Using token classification models as token (outcome) reward models, the usage and supported features are the same as for normal [token classification models](token_classify.md).

--8<-- [start:supported-token-reward-models]

| Architecture | Models | Example HF Models | [LoRA](../../features/lora.md) | [PP](../../serving/parallelism_scaling.md) |
| ------------ | ------ | ----------------- | -------------------- | ------------------------- |
| `InternLM2ForRewardModel` | InternLM2-based | `internlm/internlm2-1_8b-reward`, `internlm/internlm2-7b-reward`, etc. | ✅︎ | ✅︎ |
| `Qwen2ForRewardModel` | Qwen2-based | `Qwen/Qwen2.5-Math-RM-72B`, etc. | ✅︎ | ✅︎ |
| `*Model`<sup>C</sup>, `*ForCausalLM`<sup>C</sup>, etc. | Generative models | N/A | \* | \* |

<sup>C</sup> Automatically converted into a classification model via `--convert classify`. ([details](./README.md#model-conversion))  

If your model is not in the above list, we will try to automatically convert the model using
[as_seq_cls_model][vllm.model_executor.models.adapters.as_seq_cls_model].

--8<-- [end:supported-token-reward-models]

### Process Reward Models

The process reward models used for evaluating intermediate steps are crucial to achieving the desired outcome.
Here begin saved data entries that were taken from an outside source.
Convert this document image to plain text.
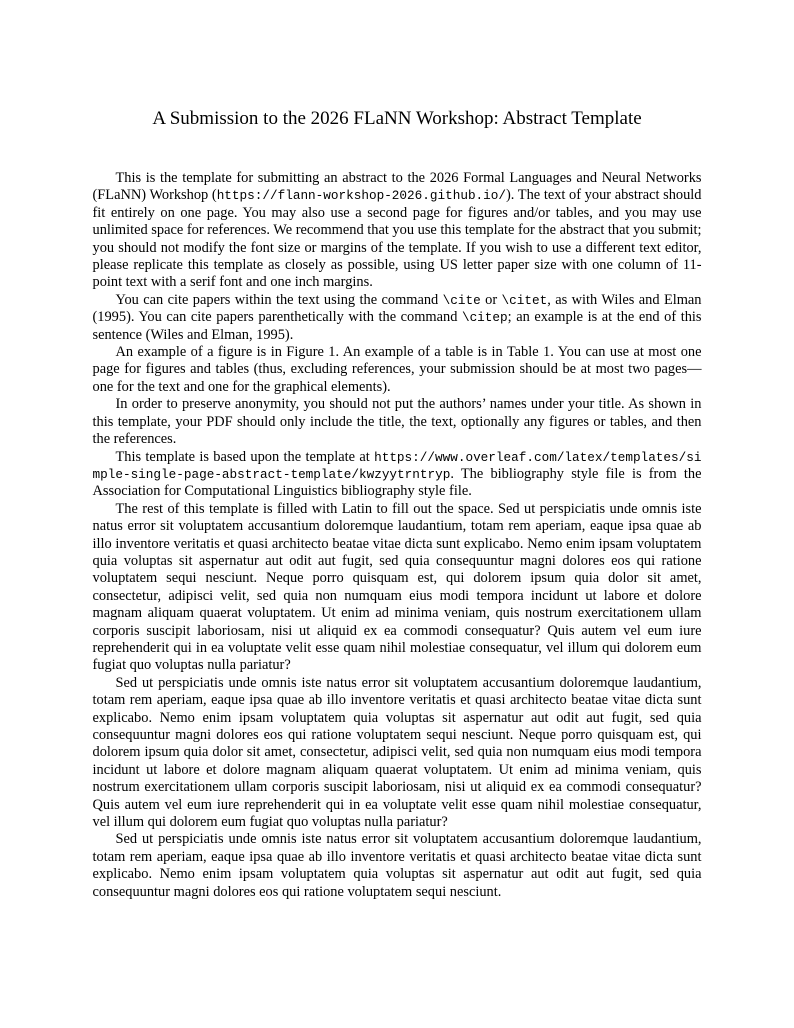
A Submission to the 2026 FLaNN Workshop: Abstract Template

This is the template for submitting an abstract to the 2026 Formal Languages and Neural Networks (FLaNN) Workshop (https://flann-workshop-2026.github.io/). The text of your abstract should fit entirely on one page. You may also use a second page for figures and/or tables, and you may use unlimited space for references. We recommend that you use this template for the abstract that you submit; you should not modify the font size or margins of the template. If you wish to use a different text editor, please replicate this template as closely as possible, using US letter paper size with one column of 11-point text with a serif font and one inch margins.

You can cite papers within the text using the command \cite or \citet, as with Wiles and Elman (1995). You can cite papers parenthetically with the command \citep; an example is at the end of this sentence (Wiles and Elman, 1995).

An example of a figure is in Figure 1. An example of a table is in Table 1. You can use at most one page for figures and tables (thus, excluding references, your submission should be at most two pages—one for the text and one for the graphical elements).

In order to preserve anonymity, you should not put the authors’ names under your title. As shown in this template, your PDF should only include the title, the text, optionally any figures or tables, and then the references.

This template is based upon the template at https://www.overleaf.com/latex/templates/simple-single-page-abstract-template/kwzyytrntryp. The bibliography style file is from the Association for Computational Linguistics bibliography style file.

The rest of this template is filled with Latin to fill out the space. Sed ut perspiciatis unde omnis iste natus error sit voluptatem accusantium doloremque laudantium, totam rem aperiam, eaque ipsa quae ab illo inventore veritatis et quasi architecto beatae vitae dicta sunt explicabo. Nemo enim ipsam voluptatem quia voluptas sit aspernatur aut odit aut fugit, sed quia consequuntur magni dolores eos qui ratione voluptatem sequi nesciunt. Neque porro quisquam est, qui dolorem ipsum quia dolor sit amet, consectetur, adipisci velit, sed quia non numquam eius modi tempora incidunt ut labore et dolore magnam aliquam quaerat voluptatem. Ut enim ad minima veniam, quis nostrum exercitationem ullam corporis suscipit laboriosam, nisi ut aliquid ex ea commodi consequatur? Quis autem vel eum iure reprehenderit qui in ea voluptate velit esse quam nihil molestiae consequatur, vel illum qui dolorem eum fugiat quo voluptas nulla pariatur?

Sed ut perspiciatis unde omnis iste natus error sit voluptatem accusantium doloremque laudantium, totam rem aperiam, eaque ipsa quae ab illo inventore veritatis et quasi architecto beatae vitae dicta sunt explicabo. Nemo enim ipsam voluptatem quia voluptas sit aspernatur aut odit aut fugit, sed quia consequuntur magni dolores eos qui ratione voluptatem sequi nesciunt. Neque porro quisquam est, qui dolorem ipsum quia dolor sit amet, consectetur, adipisci velit, sed quia non numquam eius modi tempora incidunt ut labore et dolore magnam aliquam quaerat voluptatem. Ut enim ad minima veniam, quis nostrum exercitationem ullam corporis suscipit laboriosam, nisi ut aliquid ex ea commodi consequatur? Quis autem vel eum iure reprehenderit qui in ea voluptate velit esse quam nihil molestiae consequatur, vel illum qui dolorem eum fugiat quo voluptas nulla pariatur?

Sed ut perspiciatis unde omnis iste natus error sit voluptatem accusantium doloremque laudantium, totam rem aperiam, eaque ipsa quae ab illo inventore veritatis et quasi architecto beatae vitae dicta sunt explicabo. Nemo enim ipsam voluptatem quia voluptas sit aspernatur aut odit aut fugit, sed quia consequuntur magni dolores eos qui ratione voluptatem sequi nesciunt.
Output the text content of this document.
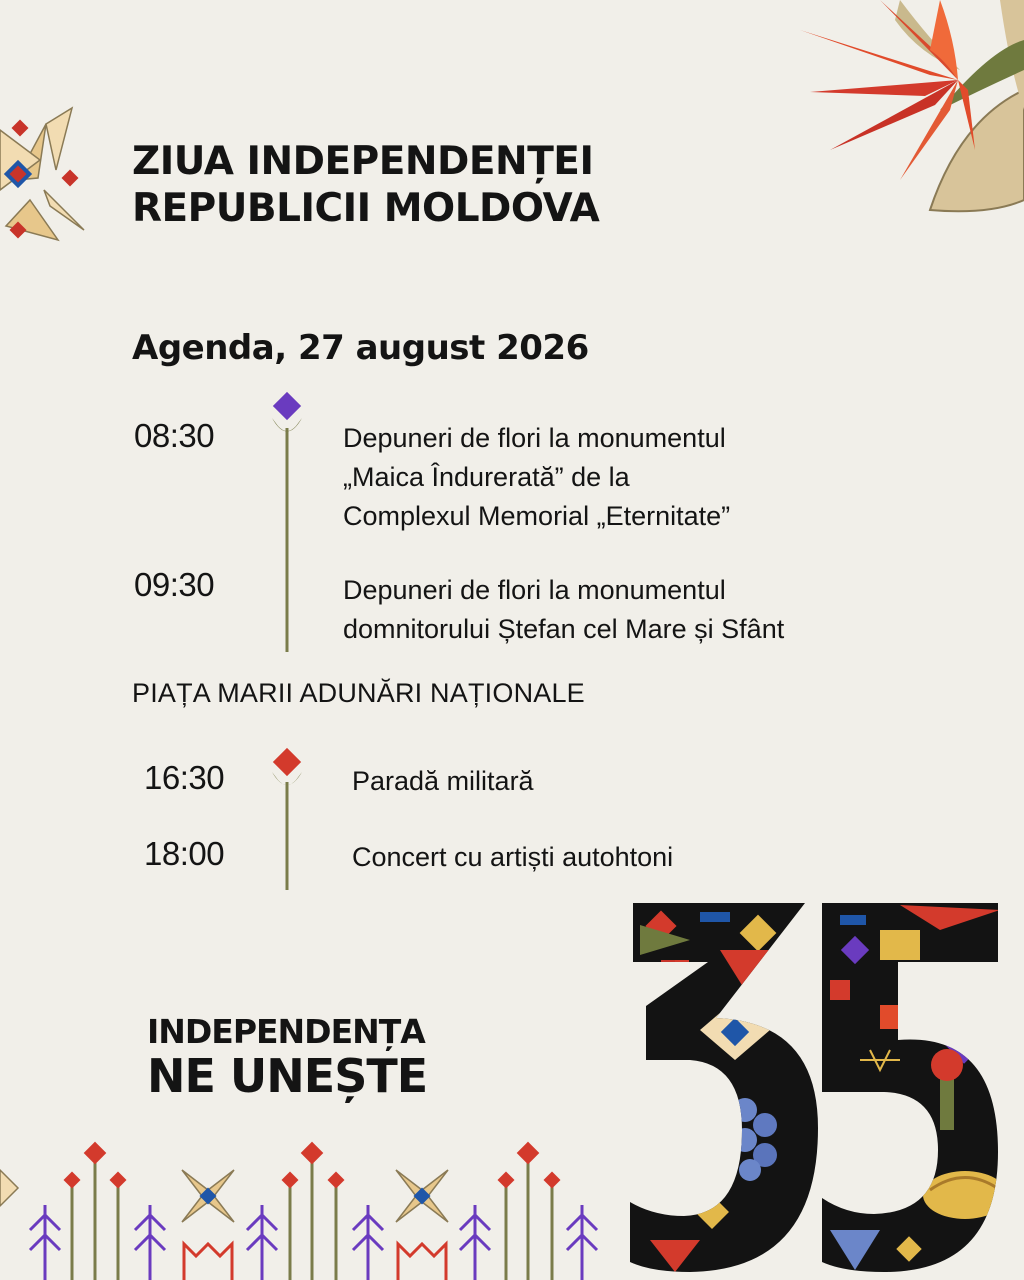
ZIUA INDEPENDENȚEI
REPUBLICII MOLDOVA
Agenda, 27 august 2026
08:30	Depuneri de flori la monumentul
„Maica Îndurerată” de la
Complexul Memorial „Eternitate”
09:30	Depuneri de flori la monumentul
domnitorului Ștefan cel Mare și Sfânt
PIAȚA MARII ADUNĂRI NAȚIONALE
16:30	Paradă militară
18:00	Concert cu artiști autohtoni
INDEPENDENȚA
NE UNEȘTE
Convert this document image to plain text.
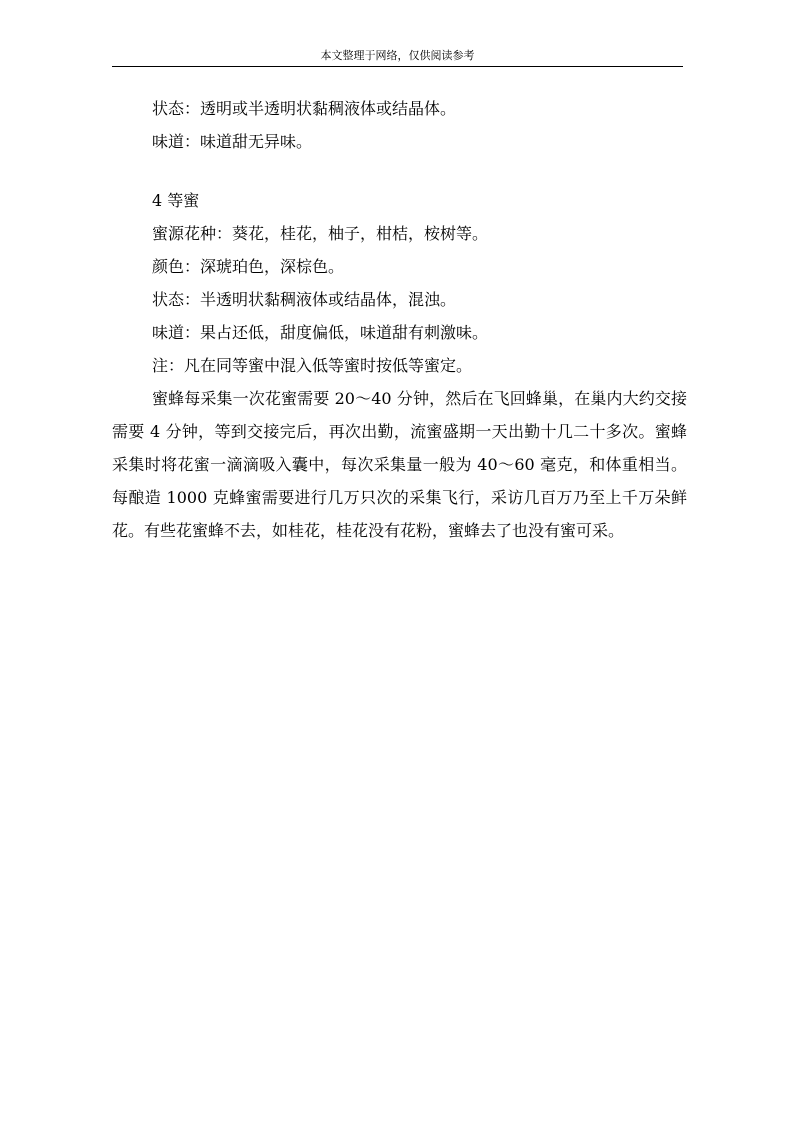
本文整理于网络，仅供阅读参考
状态：透明或半透明状黏稠液体或结晶体。
味道：味道甜无异味。
4 等蜜
蜜源花种：葵花，桂花，柚子，柑桔，桉树等。
颜色：深琥珀色，深棕色。
状态：半透明状黏稠液体或结晶体，混浊。
味道：果占还低，甜度偏低，味道甜有刺激味。
注：凡在同等蜜中混入低等蜜时按低等蜜定。

蜜蜂每采集一次花蜜需要 20～40 分钟，然后在飞回蜂巢，在巢内大约交接需要 4 分钟，等到交接完后，再次出勤，流蜜盛期一天出勤十几二十多次。蜜蜂采集时将花蜜一滴滴吸入囊中，每次采集量一般为 40～60 毫克，和体重相当。每酿造 1000 克蜂蜜需要进行几万只次的采集飞行，采访几百万乃至上千万朵鲜花。有些花蜜蜂不去，如桂花，桂花没有花粉，蜜蜂去了也没有蜜可采。
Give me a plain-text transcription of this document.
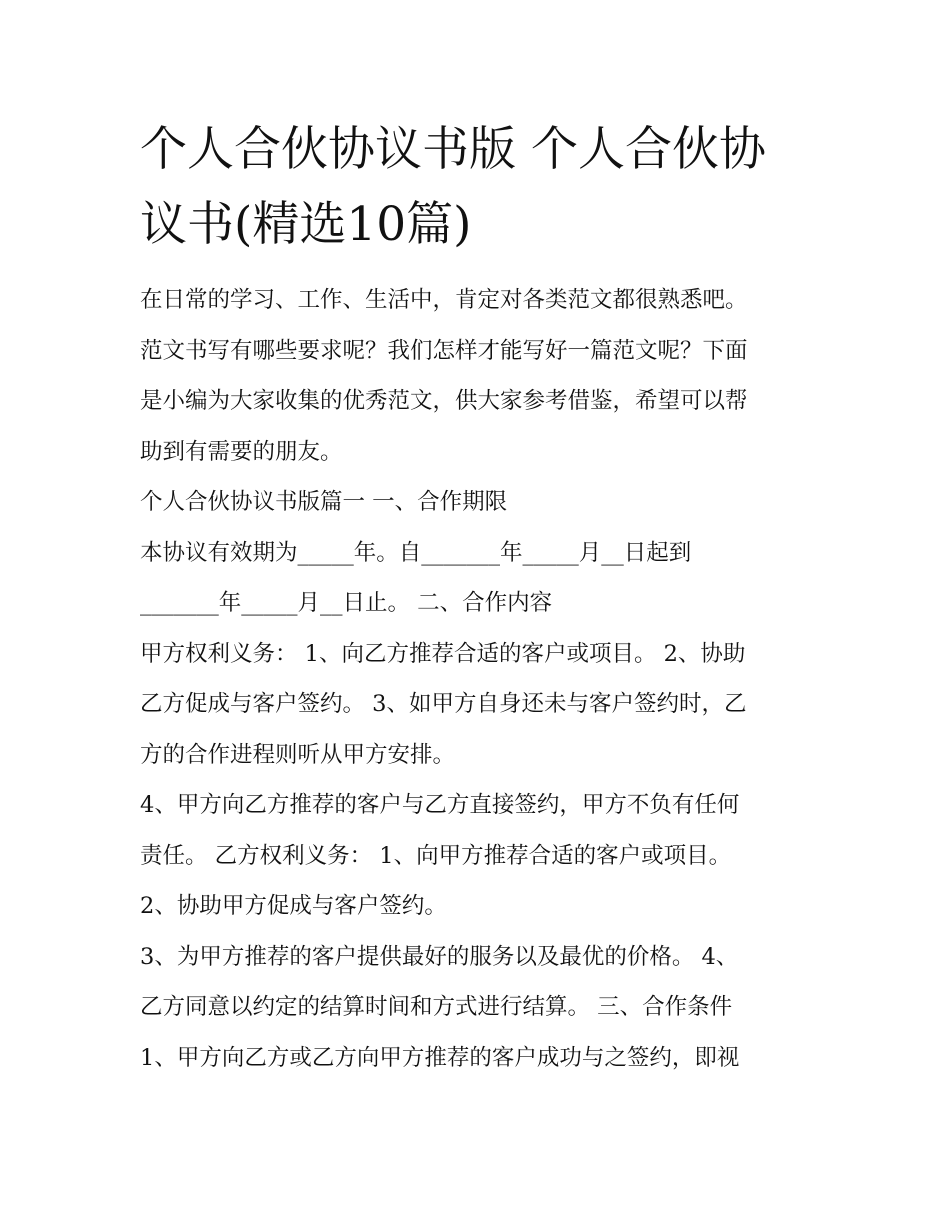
个人合伙协议书版 个人合伙协
议书(精选10篇)
在日常的学习、工作、生活中，肯定对各类范文都很熟悉吧。
范文书写有哪些要求呢？我们怎样才能写好一篇范文呢？下面
是小编为大家收集的优秀范文，供大家参考借鉴，希望可以帮
助到有需要的朋友。
个人合伙协议书版篇一 一、合作期限
本协议有效期为_____年。自_______年_____月__日起到
_______年_____月__日止。 二、合作内容
甲方权利义务： 1、向乙方推荐合适的客户或项目。 2、协助
乙方促成与客户签约。 3、如甲方自身还未与客户签约时，乙
方的合作进程则听从甲方安排。
4、甲方向乙方推荐的客户与乙方直接签约，甲方不负有任何
责任。 乙方权利义务： 1、向甲方推荐合适的客户或项目。
2、协助甲方促成与客户签约。
3、为甲方推荐的客户提供最好的服务以及最优的价格。 4、
乙方同意以约定的结算时间和方式进行结算。 三、合作条件
1、甲方向乙方或乙方向甲方推荐的客户成功与之签约，即视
| Architecture | Models | Example HF Models | [LoRA](../../features/lora.md) | [PP](../../serving/parallelism_scaling.md) |
| ------------ | ------ | ----------------- | -------------------- | ------------------------- |
| `LlamaForCausalLM` | Llama-based | `peiyi9979/math-shepherd-mistral-7b-prm`, etc. | ✅︎ | ✅︎ |
| `Qwen2ForProcessRewardModel` | Qwen2-based | `Qwen/Qwen2.5-Math-PRM-7B`, etc. | ✅︎ | ✅︎ |

!!! important
    For process-supervised reward models such as `peiyi9979/math-shepherd-mistral-7b-prm`, the pooling config should be set explicitly,
    e.g.: `--pooler-config '{"pooling_type": "STEP", "step_tag_id": 123, "returned_token_ids": [456, 789]}'`.

## Offline Inference

### Pooling Parameters

The following [pooling parameters][vllm.PoolingParams] are supported.

```python
--8<-- "vllm/pooling_params.py:common-pooling-params"
--8<-- "vllm/pooling_params.py:classify-pooling-params"
```

### `LLM.encode`

The [encode][vllm.LLM.encode] method is available to all pooling models in vLLM.

- Reward Models

Set `pooling_task="classify"` when using `LLM.encode` for (sequence) (outcome) reward models:

```python
from vllm import LLM

llm = LLM(model="Skywork/Skywork-Reward-V2-Qwen3-0.6B", runner="pooling")
(output,) = llm.encode("Hello, my name is", pooling_task="classify")

data = output.outputs.data
print(f"Data: {data!r}")
```

- Token Reward Models

Set `pooling_task="token_classify"` when using `LLM.encode` for token (outcome) reward models:

```python
from vllm import LLM

llm = LLM(model="internlm/internlm2-1_8b-reward", runner="pooling", trust_remote_code=True)
(output,) = llm.encode("Hello, my name is", pooling_task="token_classify")

data = output.outputs.data
print(f"Data: {data!r}")
```

- Process Reward Models

Set `pooling_task="token_classify"` when using `LLM.encode` for token (outcome) reward models:

```python
from vllm import LLM

llm = LLM(model="Qwen/Qwen2.5-Math-PRM-7B", runner="pooling")
(output,) = llm.encode("Hello, my name is<extra_0><extra_0><extra_0>", pooling_task="token_classify")

data = output.outputs.data
print(f"Data: {data!r}")
```

## Online Serving

Please refer to the [pooling API](README.md#pooling-api). Pooling task corresponding to reward model types refer to the [table above](#summary).